A new report claims that train staff have been told not to inform passengers about tickets that could help save them money. The claims are made on tonight's Dispatches programme, which includes secret recordings of staff training.
The programme secretly recorded a trainer telling First Great Western staff not to advise passengers if they could save money by buying a different kind of ticket, because they would expect it every day.
In response, the company told the programme that this wasn't official policy, because as the trainer said elsewhere in the briefing, the company follows the Association of Train Operating Company rules which means they should always offer the best possible deal.
It said it was disappointed the trainer 'initially got the answer wrong' but it was pleased 'he clarified the position later'. It added that the company would make sure all trainers 'are clear about the correct position in the future'.
Later, the undercover reporter asked her duty manager about split tickets, and whether station staff ought to tell passengers about them. She was told not to do so unless the customer specifically asked for a split ticket - because this was what the Department for Transport rules states train companies should do. In response, the company said the recorded conversations 'accurately reflect the rules every train operator must follow'.
The report also said that the prices differ between different ticket machines - depending on the train firm operating the machine. Its researchers uncovered one journey which cost £100 more if you used a specific type of machine.

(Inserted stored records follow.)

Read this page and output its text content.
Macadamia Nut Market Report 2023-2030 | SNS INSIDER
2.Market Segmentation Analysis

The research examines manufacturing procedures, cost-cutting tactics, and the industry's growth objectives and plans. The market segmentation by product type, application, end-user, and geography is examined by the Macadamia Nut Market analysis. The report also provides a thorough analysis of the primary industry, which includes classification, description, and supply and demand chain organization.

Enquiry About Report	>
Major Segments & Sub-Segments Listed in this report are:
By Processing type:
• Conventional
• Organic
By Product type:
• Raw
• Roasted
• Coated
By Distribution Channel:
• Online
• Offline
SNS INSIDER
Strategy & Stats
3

Northern Rail told the programme it had added information posters to the machines "that offer guidance on what type of ticket the machines can and cannot offer and how other operators' machines may display fares differently". They added that they were working towards a situation where the ticket machines all offered the same prices.
Reduce the prices
The rules make it clear that station staff should offer the best possible ticket - although there's some confusion as to whether this includes split tickets.
However, the programme shows how important it is to do your own research first, to uncover the best possible price for your journey.
There are five steps well worth trying.
1. Start early. The tickets become available about 12 weeks in advance, and the best deals will go first, so you'll need to time your search for 12 weeks before you travel. The timing of when tickets are released does vary, so if you do a search and don't see any tickets marked as 'limited availability', it means the cheap tickets may not have been released yet.
2. Book a specific train. This means you can buy a cheaper 'advance' ticket. Just make sure you don't miss your train!
3. Travel off-peak, when you can save up to 50% on the cost of your ticket.
4. Check out the travel cards. Many of them entitle you to a saving of 30%, and you may be surprised at the kinds of cards available. The 'two-together' card, for example, doesn't require you to be a couple. As long as you are travelling together, you can save 30% of the price of your ticket.
5. You should look at split tickets. A really useful site is trainsplit.com, which splits the journey into any number of legs for you, and finds the cheapest possible combination for your journey.